Horsetail (Equisetum arvense), also called Mare’s tail, has got to be the most hated of all weeds. It’s the hardest ever to get rid of. That is not an exaggeration. I am telling you, it has made this Novice Gardener weep, given her nightmares, and possibly caused her craving of salt & vinegar potato chips.
So, horsetail looks innocent enough. In fact, it can look beautiful in that alien sort of way. Very sculptural. I mistook it for a pine tree seedling when one stalk appeared out of the mulch years ago. Neglect and ignorance led to the whole area later blanketed by the gold absorbing plants.
Yes, that’s right. It may be one of the few redeeming qualities of horsetail. It can accumulate gold in its cells. The others being its rough, wiry leaves so rich in silica that you can use them like a scouring pad, and supposedly taken as an herbal supplement to strengthen hair and nails.
There’s some chatter online about its ability to remove cellulite. I’ve met this cellulite. Believe me, you don’t want it around. Which, I guess, could pose a dilemma if you have both horsetail and cellulite.

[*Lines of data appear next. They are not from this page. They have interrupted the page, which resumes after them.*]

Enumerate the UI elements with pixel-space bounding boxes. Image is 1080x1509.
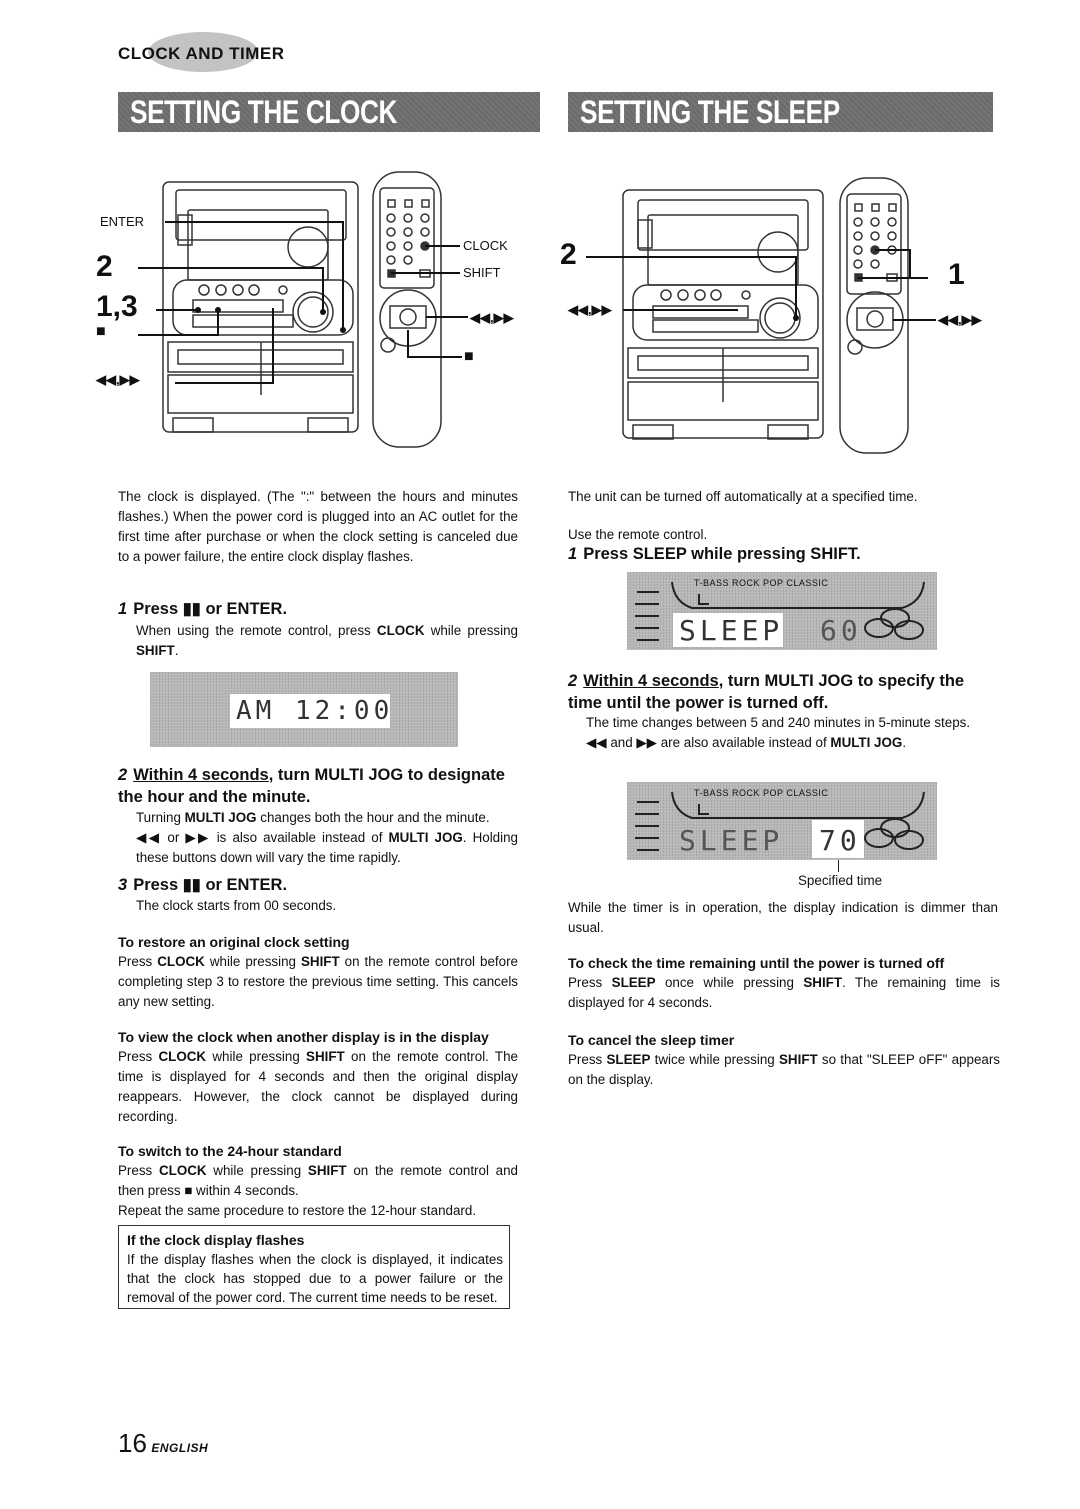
sleep-step-2-title: 2 Within 4 seconds, turn MULTI JOG to spe… bbox=[568, 672, 965, 712]
stereo-and-remote-diagram-sleep bbox=[586, 177, 936, 454]
dimmer-note: While the timer is in operation, the dis… bbox=[568, 900, 998, 935]
label-step-2-sleep: 2 bbox=[560, 238, 577, 271]
restore-section: To restore an original clock setting Pre… bbox=[118, 934, 518, 1009]
lcd-value-1: 60 bbox=[820, 614, 862, 647]
lcd-main-2: SLEEP bbox=[679, 824, 784, 857]
volume-knob bbox=[287, 226, 329, 268]
clock-step-2-body: Turning MULTI JOG changes both the hour … bbox=[136, 810, 518, 865]
banner-setting-sleep-timer: SETTING THE SLEEP TIMER bbox=[568, 92, 993, 170]
page-footer: 16 ENGLISH bbox=[118, 1428, 208, 1459]
skip-buttons-icon: ◀◀,▶▶ bbox=[96, 372, 140, 387]
switch-24h-section: To switch to the 24-hour standard Press … bbox=[118, 1143, 518, 1218]
clock-display-value: AM 12:00 bbox=[236, 696, 394, 726]
clock-step-3-body: The clock starts from 00 seconds. bbox=[136, 898, 337, 913]
use-remote-note: Use the remote control. bbox=[568, 527, 708, 542]
label-step-1-3: 1,3 bbox=[96, 290, 138, 323]
section-tag: CLOCK AND TIMER bbox=[118, 32, 284, 72]
language-label: ENGLISH bbox=[151, 1441, 209, 1455]
view-clock-section: To view the clock when another display i… bbox=[118, 1029, 518, 1124]
check-remaining-section: To check the time remaining until the po… bbox=[568, 955, 1001, 1010]
remote-stop-icon: ■ bbox=[464, 348, 474, 365]
stop-icon: ■ bbox=[96, 323, 106, 340]
label-enter: ENTER bbox=[100, 214, 145, 229]
multi-jog-dial bbox=[292, 291, 334, 333]
label-step-2: 2 bbox=[96, 250, 113, 283]
specified-time-caption: Specified time bbox=[798, 873, 883, 888]
sleep-intro: The unit can be turned off automatically… bbox=[568, 489, 918, 504]
label-shift: SHIFT bbox=[463, 265, 501, 280]
note-box: If the clock display flashes If the disp… bbox=[118, 1225, 510, 1309]
clock-step-3-title: 3 Press ▮▮ or ENTER. bbox=[118, 876, 288, 894]
clock-intro: The clock is displayed. (The ":" between… bbox=[118, 489, 518, 564]
sleep-step-1-title: 1 Press SLEEP while pressing SHIFT. bbox=[568, 545, 861, 563]
lcd-indicators-1: T-BASS ROCK POP CLASSIC bbox=[694, 578, 829, 588]
clock-step-1-title: 1 Press ▮▮ or ENTER. bbox=[118, 600, 288, 618]
sleep-display-lcd-1: T-BASS ROCK POP CLASSIC SLEEP 60 bbox=[627, 572, 937, 650]
skip-buttons-icon-sleep: ◀◀,▶▶ bbox=[568, 302, 612, 317]
sleep-illustration: 2 1 ◀◀,▶▶ ◀◀,▶▶ bbox=[560, 170, 988, 460]
clock-illustration: ENTER 2 1,3 ■ ◀◀,▶▶ CLOCK SHIFT ◀◀,▶▶ ■ bbox=[96, 170, 538, 460]
remote-skip-icon: ◀◀,▶▶ bbox=[470, 310, 514, 325]
clock-display-lcd: AM 12:00 bbox=[150, 672, 458, 747]
remote-skip-icon-sleep: ◀◀,▶▶ bbox=[938, 312, 982, 327]
lcd-value-2: 70 bbox=[819, 824, 861, 857]
clock-step-1-body: When using the remote control, press CLO… bbox=[136, 623, 518, 658]
page-number: 16 bbox=[118, 1428, 147, 1458]
banner-setting-clock: SETTING THE CLOCK bbox=[118, 92, 540, 132]
clock-step-2-title: 2 Within 4 seconds, turn MULTI JOG to des… bbox=[118, 766, 505, 806]
lcd-indicators-2: T-BASS ROCK POP CLASSIC bbox=[694, 788, 829, 798]
lcd-main-1: SLEEP bbox=[679, 614, 784, 647]
sleep-step-2-body: The time changes between 5 and 240 minut… bbox=[586, 715, 971, 750]
sleep-display-lcd-2: T-BASS ROCK POP CLASSIC SLEEP 70 bbox=[627, 782, 937, 860]
cancel-sleep-section: To cancel the sleep timer Press SLEEP tw… bbox=[568, 1032, 1001, 1087]
label-step-1-sleep: 1 bbox=[948, 258, 965, 291]
label-clock: CLOCK bbox=[463, 238, 508, 253]
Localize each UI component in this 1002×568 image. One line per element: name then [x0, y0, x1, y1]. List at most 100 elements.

Some people also mention that the young shoots in the spring are edible, but I’m not taking their word for it, because there are also mentions that they are poisonous, enough to kill pasture animals.

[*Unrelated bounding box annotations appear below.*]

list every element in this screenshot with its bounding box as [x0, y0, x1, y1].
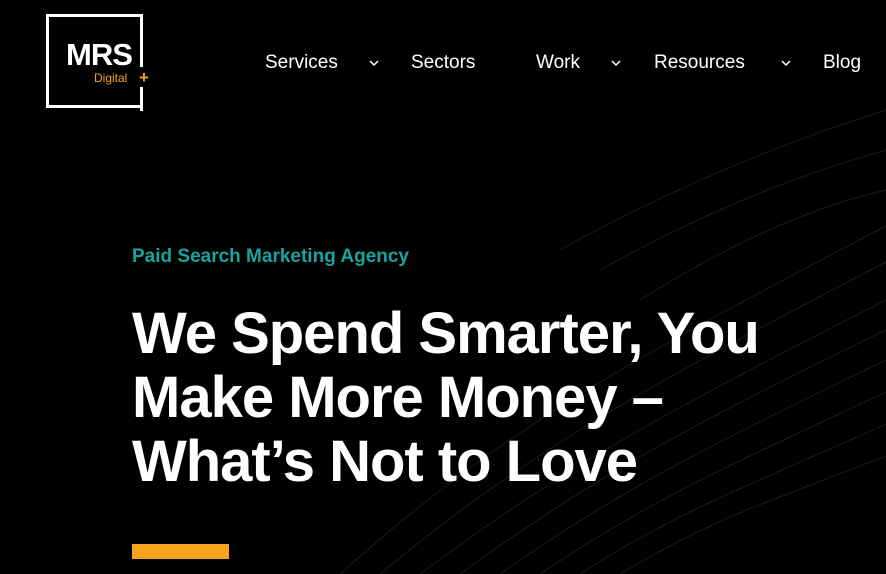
- logo-frame-segment: [140, 87, 143, 111]
- accent-divider: [132, 544, 229, 559]
- nav-item-blog[interactable]: Blog: [823, 49, 861, 77]
- headline-line: What’s Not to Love: [132, 429, 638, 494]
- page: MRS Digital + Services Sectors Work Reso…: [0, 0, 886, 574]
- hero-eyebrow: Paid Search Marketing Agency: [132, 246, 410, 267]
- chevron-down-icon[interactable]: [610, 57, 622, 69]
- chevron-down-icon[interactable]: [780, 57, 792, 69]
- nav-item-resources[interactable]: Resources: [654, 49, 745, 77]
- headline-line: Make More Money –: [132, 365, 664, 430]
- logo-subtitle: Digital: [94, 71, 128, 85]
- logo-plus-icon: +: [139, 68, 149, 87]
- logo-wordmark: MRS: [66, 37, 133, 72]
- nav-item-sectors[interactable]: Sectors: [411, 49, 475, 77]
- hero-headline: We Spend Smarter, You Make More Money – …: [132, 302, 852, 494]
- brand-logo[interactable]: MRS Digital +: [46, 14, 149, 111]
- nav-item-work[interactable]: Work: [536, 49, 580, 77]
- headline-line: We Spend Smarter, You: [132, 301, 760, 366]
- logo-frame-segment: [140, 14, 143, 67]
- nav-item-services[interactable]: Services: [265, 49, 338, 77]
- chevron-down-icon[interactable]: [368, 57, 380, 69]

The side yard where the horsetail abounds had been designed, then redesigned, several times, all to work around the horsetail. Or precisely, to contain the offending weed. After 5 years, it’s hard to tell who’s winning, the gardener or the horsetail.
The latest round of horsetail removal blitz involves pulling out all other vegetation in the area, digging out as much horsetail as possible, applying a thick sprinkling of lime, wait for 2 weeks. Then, it starts all over again. Digging, sprinkling, and waiting.

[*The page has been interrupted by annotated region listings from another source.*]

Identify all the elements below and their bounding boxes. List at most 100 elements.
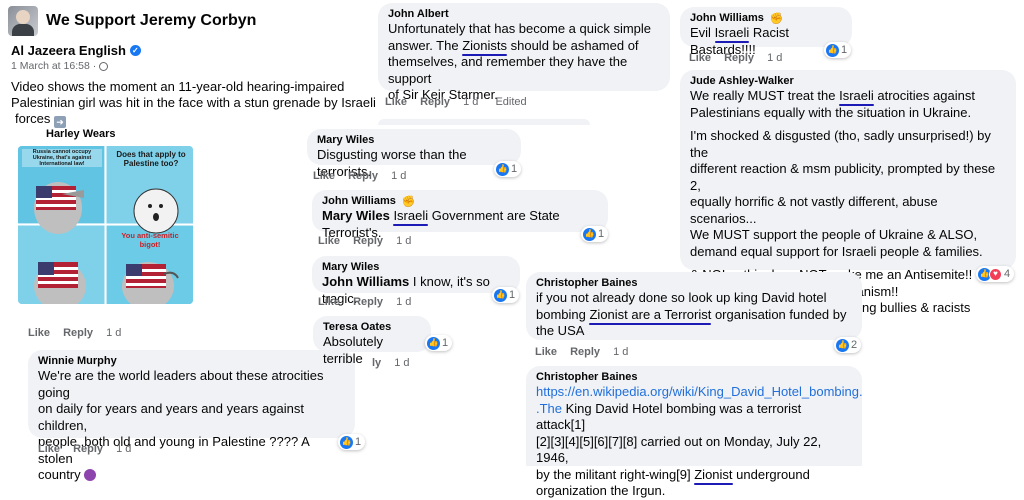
edited-label: Edited <box>495 96 527 108</box>
like-button[interactable]: Like <box>385 96 407 108</box>
comment-author[interactable]: John Albert <box>388 8 660 20</box>
comment-text: Unfortunately that has become a quick si… <box>388 21 660 104</box>
reply-button[interactable]: Reply <box>73 443 103 455</box>
comment-author[interactable]: Mary Wiles <box>322 261 510 273</box>
text-span: should be ashamed of <box>507 37 639 53</box>
devil-emoji-icon <box>84 469 97 481</box>
comment-time[interactable]: 1 d <box>106 327 121 339</box>
meme-text-top-left: Russia cannot occupy Ukraine, that's aga… <box>22 149 102 167</box>
comment-author[interactable]: Christopher Baines <box>536 277 852 289</box>
group-avatar[interactable] <box>8 6 38 36</box>
text-span: King David Hotel bombing was a terrorist… <box>536 400 802 433</box>
like-button[interactable]: Like <box>535 346 557 358</box>
reaction-count[interactable]: 👍 ♥ 4 <box>976 266 1015 282</box>
comment-text: if you not already done so look up king … <box>536 290 852 340</box>
group-name[interactable]: We Support Jeremy Corbyn <box>46 12 256 30</box>
post-text: Video shows the moment an 11-year-old he… <box>11 79 381 128</box>
wikipedia-link-tail[interactable]: .The <box>536 401 562 416</box>
like-button[interactable]: Like <box>313 170 335 182</box>
like-button[interactable]: Like <box>28 327 50 339</box>
comment-line-highlight: by the militant right-wing[9] Zionist un… <box>536 467 852 484</box>
comment-time[interactable]: 1 d <box>394 357 409 369</box>
like-reaction-icon: 👍 <box>583 227 596 241</box>
mention-link[interactable]: Mary Wiles <box>322 208 390 223</box>
comment-line: country <box>38 467 81 482</box>
meme-image[interactable]: Russia cannot occupy Ukraine, that's aga… <box>18 146 193 304</box>
like-button[interactable]: Like <box>318 235 340 247</box>
love-reaction-icon: ♥ <box>989 267 1002 281</box>
comment-author[interactable]: Mary Wiles <box>317 134 511 146</box>
meme-text-top-right: Does that apply to Palestine too? <box>116 150 186 168</box>
highlighted-text: Israeli <box>393 208 429 223</box>
like-button[interactable]: Like <box>318 296 340 308</box>
like-reaction-icon: 👍 <box>826 43 839 57</box>
comment-time[interactable]: 1 d <box>396 296 411 308</box>
comment-text: We're are the world leaders about these … <box>38 368 345 484</box>
comment-line: different reaction & msm publicity, prom… <box>690 161 996 193</box>
highlighted-text: Zionists <box>462 37 507 53</box>
like-button[interactable]: Like <box>38 443 60 455</box>
reaction-count[interactable]: 👍 1 <box>581 226 609 242</box>
post-author[interactable]: Al Jazeera English ✓ <box>11 43 141 58</box>
comment-author[interactable]: Teresa Oates <box>323 321 421 333</box>
comment-christopher-baines: Christopher Baines if you not already do… <box>526 272 862 340</box>
highlighted-text: Israeli <box>714 25 750 40</box>
reaction-count[interactable]: 👍 2 <box>834 337 862 353</box>
like-reaction-icon: 👍 <box>836 338 849 352</box>
reaction-number: 1 <box>509 289 516 301</box>
reaction-count[interactable]: 👍 1 <box>492 287 520 303</box>
reaction-count[interactable]: 👍 1 <box>824 42 852 58</box>
comment-author[interactable]: Jude Ashley-Walker <box>690 75 1006 87</box>
reaction-count[interactable]: 👍 1 <box>494 161 522 177</box>
reply-button[interactable]: Reply <box>63 327 93 339</box>
comment-text: https://en.wikipedia.org/wiki/King_David… <box>536 384 863 500</box>
post-author-name[interactable]: Al Jazeera English <box>11 43 126 58</box>
comment-time[interactable]: 1 d <box>391 170 406 182</box>
wikipedia-link[interactable]: https://en.wikipedia.org/wiki/King_David… <box>536 384 863 401</box>
comment-author[interactable]: Winnie Murphy <box>38 355 345 367</box>
like-button[interactable]: Like <box>689 52 711 64</box>
reply-button[interactable]: Reply <box>353 296 383 308</box>
reply-button[interactable]: Reply <box>724 52 754 64</box>
author-row: John Williams ✊ <box>690 12 842 25</box>
author-row: John Williams ✊ <box>322 195 598 208</box>
text-span: answer. The <box>388 37 463 53</box>
comment-actions: Like Reply 1 d <box>689 52 792 64</box>
comment-author[interactable]: Christopher Baines <box>536 371 852 383</box>
comment-time[interactable]: 1 d <box>463 96 478 108</box>
comment-line: if you not already done so look up king … <box>536 290 827 305</box>
reaction-count[interactable]: 👍 1 <box>425 335 453 351</box>
comment-time[interactable]: 1 d <box>396 235 411 247</box>
reaction-number: 1 <box>511 163 518 175</box>
comment-line: organization the Irgun. <box>536 483 666 498</box>
raised-fist-icon: ✊ <box>769 13 784 25</box>
meta-separator: · <box>92 60 97 72</box>
post-date[interactable]: 1 March at 16:58 <box>11 60 90 72</box>
comment-actions: Like Reply 1 d <box>38 443 141 455</box>
mention-link[interactable]: John Williams <box>322 274 409 289</box>
like-reaction-icon: 👍 <box>494 288 507 302</box>
reaction-number: 1 <box>442 337 449 349</box>
reply-button-partial[interactable]: ly <box>372 357 381 369</box>
comment-line: We MUST support the people of Ukraine & … <box>690 227 978 242</box>
text-span: We really MUST treat the <box>690 88 840 103</box>
bubble-edge <box>378 119 590 125</box>
reaction-number: 1 <box>598 228 605 240</box>
comment-author[interactable]: John Williams <box>690 12 764 24</box>
comment-line: demand equal support for Israeli people … <box>690 243 983 259</box>
reply-button[interactable]: Reply <box>348 170 378 182</box>
reply-button[interactable]: Reply <box>353 235 383 247</box>
reply-button[interactable]: Reply <box>420 96 450 108</box>
comment-time[interactable]: 1 d <box>767 52 782 64</box>
comment-time[interactable]: 1 d <box>116 443 131 455</box>
comment-author[interactable]: John Williams <box>322 195 396 207</box>
comment-time[interactable]: 1 d <box>613 346 628 358</box>
reaction-number: 1 <box>355 436 362 448</box>
comment-author[interactable]: Harley Wears <box>46 128 116 140</box>
comment-john-williams-reply: John Williams ✊ Mary Wiles Israeli Gover… <box>312 190 608 240</box>
reaction-count[interactable]: 👍 1 <box>338 434 366 450</box>
comment-line: .The King David Hotel bombing was a terr… <box>536 401 852 434</box>
reply-button[interactable]: Reply <box>570 346 600 358</box>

On the surface, there is less horsetail now, but who knows deep down. Roots are probably spreading and plotting revenge. Now someone on the internet mentions planting turnips to discourage horsetail. So, I’ll give it a try. Turnip seeds will be planted thickly and we shall see.
Hopefully, the neighbors won’t question our sanity. Growing turnips in a public area. But just maybe, maybe they won’t notice. They’re not exactly the gardening type.